Produktivitas, konservasi populasi, dan kesejahteraan ternak merupakan fungsi dari pakan ternak, konstruksi kandang, teknik reproduksi ternak, dan teknik penangkaran. Produktivitas ternak bisa meningkat apabila terpenuhi kebutuhan karbohidrat dan protein nabati yang diperoleh dari hasil budidaya tanaman. Disamping itu, dengan didukung oleh konstruksi kandang yang memadai dan dengan mengaplikasikan teknik reproduksi ternak yang tepat memungkinkan hewan-hewan ternak dapat berkembangbiak dengan baik, terjaga populasinya, dan merasa dihargai peranannya sehingga kesejahteraannya terjamin. Hewan-hewan ternak yang dibudidayakan di luar kandang, atau dibiarkan lepas di lapangan, harus diketahui jarak atau areal jelajahnya agar tetap dapat dipantau/dimonitor keberadaannya, perkembangbiakannya, populasinya, dan juga kesejahteraannya. 

Reijntjes et.al., (1999) mengatakan, hewan atau ternak bisa beragam fungsi dalam sistem usaha tani lahan sempit, hewan memberikan berbagai produk, seperti daging, susu, telur, wol, dan kulit. Selain itu, hewan juga memiliki fungsi sosio kultural, misalnya sebagai mas kawin, untuk pesta upacara dan sebagai hadiah atau pinjaman yang memperkuat ikatan sosial. Dalam kondisi input luar rendah, integrasi ternak ke dalam sistem pertanian penting, khususnya untuk : 
  • Meningkatkan jaminan subsistens dengan memperbanyak jenis-jenis usaha untuk menghasilkan pangan bagi keluarga petani. 
  • Memindahkan unsur hara dan energi antara hewan dan tanaman melalui pupuk kandang dan pakan dari daerah pertanian dan melalui pemanfaatan hewan penarik. 
SISTEM INTEGRASI PADI DAN TERNAK SAPI 
Pola integrasi antara tanaman dan ternak atau yang sering disebut dengan pertanian terpadu, adalah memadukan antara kegiatan peternakan dan pertanian. Pola ini sangatlah menunjang dalam penyediaan pupuk kandang di lahan pertanian, sehingga pola ini sering disebut pola peternakan tanpa limbah karena limbah peternakan digunakan untuk pupuk, dan limbah pertanian digunakan untuk pakan ternak. Integrasi hewan ternak dan tanaman dimaksudkan untuk memperoleh hasil usaha yang optimal, dan dalam rangka memperbaiki kondisi kesuburan tanah. Interaksi antara ternak dan tanaman haruslah saling melengkapi, mendukung dan saling menguntungkan, sehingga dapat mendorong peningkatan efisiensi produksi dan meningkatkan keuntungan hasil usaha taninya. 

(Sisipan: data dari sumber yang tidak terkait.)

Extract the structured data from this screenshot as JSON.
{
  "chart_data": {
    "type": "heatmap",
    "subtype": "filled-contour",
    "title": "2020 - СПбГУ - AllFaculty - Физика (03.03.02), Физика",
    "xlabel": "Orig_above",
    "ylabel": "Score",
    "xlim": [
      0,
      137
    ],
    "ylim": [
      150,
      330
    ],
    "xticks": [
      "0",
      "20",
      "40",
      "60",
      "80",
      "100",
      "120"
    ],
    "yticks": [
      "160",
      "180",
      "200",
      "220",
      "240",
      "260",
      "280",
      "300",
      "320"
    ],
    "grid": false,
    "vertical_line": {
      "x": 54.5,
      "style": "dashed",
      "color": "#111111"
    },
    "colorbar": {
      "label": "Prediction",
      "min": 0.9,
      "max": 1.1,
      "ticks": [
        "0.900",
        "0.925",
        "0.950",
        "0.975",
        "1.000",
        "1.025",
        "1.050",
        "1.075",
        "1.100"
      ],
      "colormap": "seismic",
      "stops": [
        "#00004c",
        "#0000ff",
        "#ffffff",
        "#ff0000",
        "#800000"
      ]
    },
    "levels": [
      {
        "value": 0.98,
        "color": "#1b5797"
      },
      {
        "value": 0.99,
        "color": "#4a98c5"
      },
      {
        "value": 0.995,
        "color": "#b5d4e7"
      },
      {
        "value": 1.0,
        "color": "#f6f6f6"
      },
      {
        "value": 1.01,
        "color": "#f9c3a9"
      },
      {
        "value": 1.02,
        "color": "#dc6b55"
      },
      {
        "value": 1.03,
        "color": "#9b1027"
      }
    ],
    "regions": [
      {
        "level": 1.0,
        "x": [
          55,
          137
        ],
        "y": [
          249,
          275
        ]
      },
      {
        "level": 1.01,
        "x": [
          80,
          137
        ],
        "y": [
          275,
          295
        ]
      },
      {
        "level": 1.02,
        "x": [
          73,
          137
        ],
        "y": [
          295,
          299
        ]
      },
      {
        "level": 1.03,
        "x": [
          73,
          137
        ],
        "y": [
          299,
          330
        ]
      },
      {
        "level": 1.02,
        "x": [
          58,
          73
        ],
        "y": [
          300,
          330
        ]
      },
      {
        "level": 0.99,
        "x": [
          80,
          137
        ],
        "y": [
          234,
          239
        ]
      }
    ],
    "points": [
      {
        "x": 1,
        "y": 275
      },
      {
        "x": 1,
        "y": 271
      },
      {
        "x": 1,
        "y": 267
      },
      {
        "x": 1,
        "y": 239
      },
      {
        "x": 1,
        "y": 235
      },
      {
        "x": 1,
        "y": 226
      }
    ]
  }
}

Konsep pertanian terpadu ini perlu digalakkan, mengingat sistem ini disamping menunjang pola pertanian organik yang ramah lingkungan, juga mampu meningkatkan usaha peternakan. Komoditas sapi merupakan salah satu komoditas yang penting yang harus terus ditingkatkan, sehingga di harapkan mampu mencapai kecukupan daging nasional. Oleh karena itu upaya ini dapat digalakan pada tingkat petani baik dalam rangka penggemukan ataupun dalam perbanyakan populasi, serta produksi susu. Dengan meningkatnya populasi ternak sapi akan mampu menjamin ketersediaan pupuk kandang di lahan pertanian. Sehingga program pertanian organik dapat terlaksana dengan baik, kesuburan tanah dapat terjaga, dan pertanian bisa berkelanjutan. Beragamnya pemeliharaan ternak memperluas strategi penurunan risiko budidaya tanaman ganda hingga akan meningkatkan stabilitas ekonomi sistem usaha tani. 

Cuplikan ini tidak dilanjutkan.